This was the answer I gave on Quora:
Raising a fund is a complex and time-consuming process, with the legal aspects only one piece of the puzzle.
1. So you want to raise a fund, but can you raise a fund?
Well before speaking to a lawyer, you’ve got to survey the market to get a sense of the reality and potential timing of your plan.
Raising money for a new fund is akin to running a start-up; put together a basic plan, share that plan with lots of smart people, get advice and solicit new contact, refine the plan, rinse, repeat…
I’m not going to get into the issues of who is likely to be successful raising a fund and who is not – the market will tell you that in short order.
2. If the answer to 1 is that you can’t raise a fund right now, set up a very simple LLC and get busy angel investing in an organised way as if you were running LP capital.

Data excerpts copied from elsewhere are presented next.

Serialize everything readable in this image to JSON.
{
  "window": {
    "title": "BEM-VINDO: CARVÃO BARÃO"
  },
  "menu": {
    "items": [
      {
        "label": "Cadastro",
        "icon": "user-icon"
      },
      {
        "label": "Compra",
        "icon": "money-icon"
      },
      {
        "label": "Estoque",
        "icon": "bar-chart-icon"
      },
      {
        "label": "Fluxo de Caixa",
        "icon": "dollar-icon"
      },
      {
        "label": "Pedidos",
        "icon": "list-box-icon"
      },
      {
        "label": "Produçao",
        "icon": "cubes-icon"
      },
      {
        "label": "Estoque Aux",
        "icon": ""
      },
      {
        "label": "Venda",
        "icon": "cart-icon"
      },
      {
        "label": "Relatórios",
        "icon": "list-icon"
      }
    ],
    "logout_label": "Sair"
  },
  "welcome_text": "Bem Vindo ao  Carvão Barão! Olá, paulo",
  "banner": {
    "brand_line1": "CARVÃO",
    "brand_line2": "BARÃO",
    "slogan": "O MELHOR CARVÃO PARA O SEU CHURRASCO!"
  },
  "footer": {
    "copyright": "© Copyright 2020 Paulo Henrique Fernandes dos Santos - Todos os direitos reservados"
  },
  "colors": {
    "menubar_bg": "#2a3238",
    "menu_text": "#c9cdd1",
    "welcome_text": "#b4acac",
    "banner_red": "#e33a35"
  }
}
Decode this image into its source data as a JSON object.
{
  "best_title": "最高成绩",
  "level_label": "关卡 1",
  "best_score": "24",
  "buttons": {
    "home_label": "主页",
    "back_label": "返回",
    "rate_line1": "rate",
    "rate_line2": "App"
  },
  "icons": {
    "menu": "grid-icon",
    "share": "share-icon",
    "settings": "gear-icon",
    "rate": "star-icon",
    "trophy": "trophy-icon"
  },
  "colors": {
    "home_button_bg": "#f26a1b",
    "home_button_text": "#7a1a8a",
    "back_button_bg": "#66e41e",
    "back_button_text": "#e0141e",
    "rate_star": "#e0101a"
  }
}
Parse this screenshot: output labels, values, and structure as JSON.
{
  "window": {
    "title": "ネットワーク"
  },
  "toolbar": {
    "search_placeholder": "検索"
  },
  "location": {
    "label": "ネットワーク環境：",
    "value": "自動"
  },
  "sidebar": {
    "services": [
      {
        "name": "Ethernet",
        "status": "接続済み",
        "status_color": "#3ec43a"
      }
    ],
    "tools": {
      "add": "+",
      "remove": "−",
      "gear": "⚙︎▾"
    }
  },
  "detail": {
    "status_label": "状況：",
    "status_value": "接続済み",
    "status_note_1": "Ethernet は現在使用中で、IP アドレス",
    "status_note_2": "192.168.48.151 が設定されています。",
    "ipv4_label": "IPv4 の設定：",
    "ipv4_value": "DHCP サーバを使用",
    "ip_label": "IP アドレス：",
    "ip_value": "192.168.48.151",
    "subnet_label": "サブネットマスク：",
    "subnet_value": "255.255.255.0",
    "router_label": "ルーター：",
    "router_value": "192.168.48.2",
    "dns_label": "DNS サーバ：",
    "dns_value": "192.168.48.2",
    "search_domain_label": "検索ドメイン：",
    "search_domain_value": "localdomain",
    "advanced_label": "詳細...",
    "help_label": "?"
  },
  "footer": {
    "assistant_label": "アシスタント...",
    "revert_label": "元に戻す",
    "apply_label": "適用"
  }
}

Have a clear philosophy of investment, similar to what you’d be selling to LPs in a fund format. Keep copious records, which will invariably be called upon when you hit the fund-raising trail anew. Potentially lead a few investment syndicates, gaining experience driving the negotiation and documentation process for a transaction. Also gain board experience, something which will also be scrutinized when it comes to raising capital from sophisticated LPs.
3. If you do get the warm fuzzies from a critical mass of LPs whom would represent at least a first close of the fund, then the documentation process needs to kick into gear and a lawyer needs to be engaged – now. Unless you are able to lock in enough commitments day 1 to achieve your target fund size, then you will likely hold an initial closing and keep the fund open for a period of time. Depending upon whether your first close is a “friends and family” round or a true institutional LP raise, the flexibility you’ll have with respect to subsequent closes will vary widely.
4. Some key issues to consider in your document:
- How long the fund will stay open
- The basis on which new investors will join the partnership
- Fee terms
- How management fees will sunset over time
- GP contribution of legacy angel investments, and the cost basis of such transfer
- GP total capital commitment
- Reserve policy
- Portfolio construction
- …and more
5. Institutional LPs will want to know a lot about the GP – other partners, their backgrounds, how they’re being compensated and more. The amount of due diligence that will be performed on you and those associated with your fund will exceed your wildest expectations. They will ask for a list of current and prior relationships. You will give it to them. And then they will call 2-3x the number of people you’ve given them by doing research on you and working the phones. Don’t be surprised by the emails you’ll get from former colleagues who have been contacted by the potential LPs. The number will be staggering.
6. Solicit input on “best practices” reporting and LP relations. As with raising venture capital, LP capital comes along with a series of obligations that are important to understand upfront. Transparency, clarity and humility are vital. This is clearly not an exhaustive list but hopefully this helps.